Les avions de combat F-35 vendus aux Émirats arabes unis pourraient être construits de manière à garantir que les mêmes avions appartenant à Israël surclassent tous les autres vendus dans la région.

En effet, il faut savoir que Washington exige déjà que tout F-35 vendu à des gouvernements étrangers ne puisse égaler les performances des avions américains, a déclaré un membre du Congrès. La sophistication technique du F-35 est liée à ses systèmes de mission et à sa puissance de traitement et « c'est la puissance de calcul qui vous permet de vendre un avion de plus haute technologie à Israël qu'aux Émirats arabes unis », a déclaré Doug Birkey, directeur exécutif du Mitchell Institute for Aerospace Etudes à Washington. Toujours selon Birkey, « lorsque des pilotes étrangers sont en formation aux États-Unis, ils tapent un code dans une interface utilisateur lorsqu'ils montent à bord d’un F-35, le code attribue une capacité présélectionnée dans l’avion, différente pour chaque pilote en fonction des autorisations légales données aux pays utilisateurs ».  

Cette affirmation montre clairement que des niveaux de capacité sont décidés par Washington pour chaque pays utilisateurs du F-35. Les clients n’ont du coup pas la pleine capacité à disposition de fait d’un système qui « bride » l’avion.  Est-ce que les Alliés « propriétaires » de F-35 sont tous logés à la même enseigne ou existe-t-il des disparités de droits d’accès entre les utilisateurs ?

Pour l’instant ces questions restent sans réponse et risquent bien d’y rester pour des raisons de confidentialité.

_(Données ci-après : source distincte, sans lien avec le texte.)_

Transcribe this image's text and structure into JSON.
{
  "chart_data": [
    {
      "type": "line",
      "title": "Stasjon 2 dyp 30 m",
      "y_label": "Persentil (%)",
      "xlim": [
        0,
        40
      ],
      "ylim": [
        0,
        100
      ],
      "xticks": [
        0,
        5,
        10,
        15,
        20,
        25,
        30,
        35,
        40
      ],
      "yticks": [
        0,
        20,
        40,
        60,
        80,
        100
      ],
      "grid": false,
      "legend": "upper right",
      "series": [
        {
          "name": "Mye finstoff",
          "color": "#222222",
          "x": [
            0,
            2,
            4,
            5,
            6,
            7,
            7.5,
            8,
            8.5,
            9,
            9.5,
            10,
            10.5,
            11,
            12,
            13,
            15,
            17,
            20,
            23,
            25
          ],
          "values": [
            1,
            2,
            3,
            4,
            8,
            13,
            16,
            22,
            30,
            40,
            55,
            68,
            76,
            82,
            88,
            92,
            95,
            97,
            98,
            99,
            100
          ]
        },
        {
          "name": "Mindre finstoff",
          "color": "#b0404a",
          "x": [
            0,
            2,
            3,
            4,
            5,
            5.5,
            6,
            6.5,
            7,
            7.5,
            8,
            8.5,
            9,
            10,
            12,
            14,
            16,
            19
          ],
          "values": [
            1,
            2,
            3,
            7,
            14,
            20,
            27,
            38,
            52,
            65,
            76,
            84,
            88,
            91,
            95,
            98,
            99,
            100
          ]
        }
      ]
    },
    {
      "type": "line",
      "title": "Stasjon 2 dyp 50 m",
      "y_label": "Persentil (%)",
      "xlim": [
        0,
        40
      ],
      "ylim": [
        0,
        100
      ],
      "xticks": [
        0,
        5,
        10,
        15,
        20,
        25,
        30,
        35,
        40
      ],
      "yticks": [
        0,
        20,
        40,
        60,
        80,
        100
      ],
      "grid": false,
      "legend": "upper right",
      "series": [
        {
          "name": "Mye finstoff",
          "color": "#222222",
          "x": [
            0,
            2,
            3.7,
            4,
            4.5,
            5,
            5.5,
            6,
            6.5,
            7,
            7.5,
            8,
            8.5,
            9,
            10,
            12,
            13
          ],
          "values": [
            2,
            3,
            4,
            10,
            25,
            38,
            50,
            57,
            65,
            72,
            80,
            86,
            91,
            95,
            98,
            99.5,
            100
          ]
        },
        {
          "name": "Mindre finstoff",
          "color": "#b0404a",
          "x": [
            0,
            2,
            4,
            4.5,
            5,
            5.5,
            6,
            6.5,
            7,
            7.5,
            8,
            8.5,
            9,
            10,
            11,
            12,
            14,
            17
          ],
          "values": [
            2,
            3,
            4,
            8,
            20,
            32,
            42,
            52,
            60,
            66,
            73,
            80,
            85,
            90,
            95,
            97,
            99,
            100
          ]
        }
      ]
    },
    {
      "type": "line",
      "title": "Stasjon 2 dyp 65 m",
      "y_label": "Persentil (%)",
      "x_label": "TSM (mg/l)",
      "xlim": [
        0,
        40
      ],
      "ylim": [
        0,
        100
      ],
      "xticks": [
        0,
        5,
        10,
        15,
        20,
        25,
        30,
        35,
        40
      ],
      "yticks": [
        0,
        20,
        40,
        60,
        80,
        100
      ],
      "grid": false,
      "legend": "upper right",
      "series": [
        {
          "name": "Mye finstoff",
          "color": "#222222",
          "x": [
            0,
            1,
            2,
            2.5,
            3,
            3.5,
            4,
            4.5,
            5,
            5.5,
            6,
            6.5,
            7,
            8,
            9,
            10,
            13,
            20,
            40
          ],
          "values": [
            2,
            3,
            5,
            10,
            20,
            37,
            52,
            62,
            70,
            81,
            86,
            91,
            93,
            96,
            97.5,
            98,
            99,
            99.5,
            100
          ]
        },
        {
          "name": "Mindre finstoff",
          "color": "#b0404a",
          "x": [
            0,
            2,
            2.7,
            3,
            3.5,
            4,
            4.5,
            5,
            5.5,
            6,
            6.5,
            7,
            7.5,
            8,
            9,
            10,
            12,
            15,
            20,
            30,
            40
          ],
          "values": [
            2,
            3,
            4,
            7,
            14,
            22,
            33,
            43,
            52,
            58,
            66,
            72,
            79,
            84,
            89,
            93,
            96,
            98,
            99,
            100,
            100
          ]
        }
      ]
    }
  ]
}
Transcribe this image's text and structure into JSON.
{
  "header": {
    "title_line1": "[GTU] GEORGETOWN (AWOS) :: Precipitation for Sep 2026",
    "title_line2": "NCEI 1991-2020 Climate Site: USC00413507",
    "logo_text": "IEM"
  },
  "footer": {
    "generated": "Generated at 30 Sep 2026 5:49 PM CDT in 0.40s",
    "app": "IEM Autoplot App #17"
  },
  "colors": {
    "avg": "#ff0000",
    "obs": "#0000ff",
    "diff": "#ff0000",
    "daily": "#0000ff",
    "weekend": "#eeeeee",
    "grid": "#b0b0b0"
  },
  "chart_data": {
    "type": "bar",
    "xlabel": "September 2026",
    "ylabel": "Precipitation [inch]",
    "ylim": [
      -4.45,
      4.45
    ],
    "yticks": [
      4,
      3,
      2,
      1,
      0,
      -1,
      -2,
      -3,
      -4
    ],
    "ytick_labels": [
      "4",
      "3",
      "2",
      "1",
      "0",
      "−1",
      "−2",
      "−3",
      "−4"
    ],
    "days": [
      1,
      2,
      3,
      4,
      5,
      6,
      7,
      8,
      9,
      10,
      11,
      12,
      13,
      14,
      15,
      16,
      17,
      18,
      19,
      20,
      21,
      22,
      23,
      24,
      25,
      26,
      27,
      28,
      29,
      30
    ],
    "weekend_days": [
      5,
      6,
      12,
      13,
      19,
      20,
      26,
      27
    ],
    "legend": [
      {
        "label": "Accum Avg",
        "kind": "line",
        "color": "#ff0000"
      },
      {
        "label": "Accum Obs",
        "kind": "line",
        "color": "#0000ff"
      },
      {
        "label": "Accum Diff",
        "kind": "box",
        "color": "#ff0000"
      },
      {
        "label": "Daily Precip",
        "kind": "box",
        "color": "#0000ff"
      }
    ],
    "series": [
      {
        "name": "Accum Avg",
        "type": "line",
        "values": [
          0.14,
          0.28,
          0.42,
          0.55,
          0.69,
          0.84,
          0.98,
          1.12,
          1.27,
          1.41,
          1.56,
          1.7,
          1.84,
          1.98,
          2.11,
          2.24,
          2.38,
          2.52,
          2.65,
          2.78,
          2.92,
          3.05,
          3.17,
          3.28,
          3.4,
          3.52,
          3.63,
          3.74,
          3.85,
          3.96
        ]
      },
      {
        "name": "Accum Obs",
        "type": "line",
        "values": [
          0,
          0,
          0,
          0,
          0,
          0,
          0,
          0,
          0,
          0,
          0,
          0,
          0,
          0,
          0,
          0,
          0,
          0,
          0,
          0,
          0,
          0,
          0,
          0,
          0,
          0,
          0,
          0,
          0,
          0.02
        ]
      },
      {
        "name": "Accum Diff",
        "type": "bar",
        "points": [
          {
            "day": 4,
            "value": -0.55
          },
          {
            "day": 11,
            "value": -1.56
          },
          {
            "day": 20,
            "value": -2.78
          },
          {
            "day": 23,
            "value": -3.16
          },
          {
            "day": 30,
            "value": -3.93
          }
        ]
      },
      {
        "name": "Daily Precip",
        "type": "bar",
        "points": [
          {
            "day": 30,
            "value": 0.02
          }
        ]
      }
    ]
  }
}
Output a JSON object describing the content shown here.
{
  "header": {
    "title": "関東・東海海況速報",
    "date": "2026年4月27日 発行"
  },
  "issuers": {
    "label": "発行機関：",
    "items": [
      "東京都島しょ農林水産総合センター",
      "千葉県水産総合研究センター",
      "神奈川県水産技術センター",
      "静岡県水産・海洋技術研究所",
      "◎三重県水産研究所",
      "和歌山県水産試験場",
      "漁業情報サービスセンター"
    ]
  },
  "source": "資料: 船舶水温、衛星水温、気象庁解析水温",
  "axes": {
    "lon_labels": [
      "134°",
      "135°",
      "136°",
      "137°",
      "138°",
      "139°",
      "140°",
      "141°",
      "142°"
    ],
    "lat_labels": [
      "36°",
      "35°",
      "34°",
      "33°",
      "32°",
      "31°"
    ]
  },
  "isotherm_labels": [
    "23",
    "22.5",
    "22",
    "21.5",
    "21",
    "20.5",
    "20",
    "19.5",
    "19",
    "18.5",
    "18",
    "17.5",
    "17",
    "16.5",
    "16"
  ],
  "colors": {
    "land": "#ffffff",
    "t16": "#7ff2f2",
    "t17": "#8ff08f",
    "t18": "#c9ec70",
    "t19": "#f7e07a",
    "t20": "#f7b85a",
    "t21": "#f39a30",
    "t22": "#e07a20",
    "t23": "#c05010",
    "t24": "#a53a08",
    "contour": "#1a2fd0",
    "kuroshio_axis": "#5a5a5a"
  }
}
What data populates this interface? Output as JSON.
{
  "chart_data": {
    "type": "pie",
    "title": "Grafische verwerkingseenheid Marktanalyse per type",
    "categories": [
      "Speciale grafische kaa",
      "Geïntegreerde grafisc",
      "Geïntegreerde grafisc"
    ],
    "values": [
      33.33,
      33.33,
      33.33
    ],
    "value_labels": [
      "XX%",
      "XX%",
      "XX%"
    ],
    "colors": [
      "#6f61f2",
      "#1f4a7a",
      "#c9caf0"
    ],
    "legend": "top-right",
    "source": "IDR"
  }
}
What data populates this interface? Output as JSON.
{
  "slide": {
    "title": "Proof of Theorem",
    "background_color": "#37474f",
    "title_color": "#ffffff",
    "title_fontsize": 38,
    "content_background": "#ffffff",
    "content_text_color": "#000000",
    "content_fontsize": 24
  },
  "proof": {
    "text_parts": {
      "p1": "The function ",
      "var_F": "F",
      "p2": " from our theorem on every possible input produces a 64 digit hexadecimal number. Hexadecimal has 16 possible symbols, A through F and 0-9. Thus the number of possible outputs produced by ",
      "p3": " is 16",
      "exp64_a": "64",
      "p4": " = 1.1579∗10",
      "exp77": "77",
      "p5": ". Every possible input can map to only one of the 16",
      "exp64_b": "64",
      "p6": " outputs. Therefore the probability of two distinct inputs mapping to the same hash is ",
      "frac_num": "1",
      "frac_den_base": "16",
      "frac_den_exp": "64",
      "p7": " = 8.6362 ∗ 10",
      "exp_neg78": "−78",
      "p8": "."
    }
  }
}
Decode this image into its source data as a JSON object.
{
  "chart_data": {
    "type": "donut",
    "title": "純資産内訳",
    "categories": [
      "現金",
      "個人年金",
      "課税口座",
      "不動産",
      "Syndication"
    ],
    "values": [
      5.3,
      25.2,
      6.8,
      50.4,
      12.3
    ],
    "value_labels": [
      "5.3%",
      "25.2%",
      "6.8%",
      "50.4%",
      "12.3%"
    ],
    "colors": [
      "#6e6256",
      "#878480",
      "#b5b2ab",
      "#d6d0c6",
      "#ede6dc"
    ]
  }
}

La dépendance au « système F-35 » :

De tout temps, certains systèmes d’armes sont vendus avec des restrictions, par exemple l’exportation d’un système de missile dans une version moins performante dans certains cas en direction de certains pays jugés sensibles. Le cas du F-35 est un peu similaire, sauf que là, il ne s’agit pas juste d’une arme isolée, mais d’un système complet qui doit être le nœud central sur lequel un utilisateur compte pouvoir s’appuyer pour disposer d’une force aérienne compétitive, afin de répondre aux diverses menaces. Difficile de mettre en place des tactiques sachant que celles-ci seront irrémédiablement moins efficaces, car freinée par des ordinateurs qui ne donneront pas la pleine capacité. Cette dépendance du client avec le « système F-35 » est très problématique et ceci à plusieurs titres.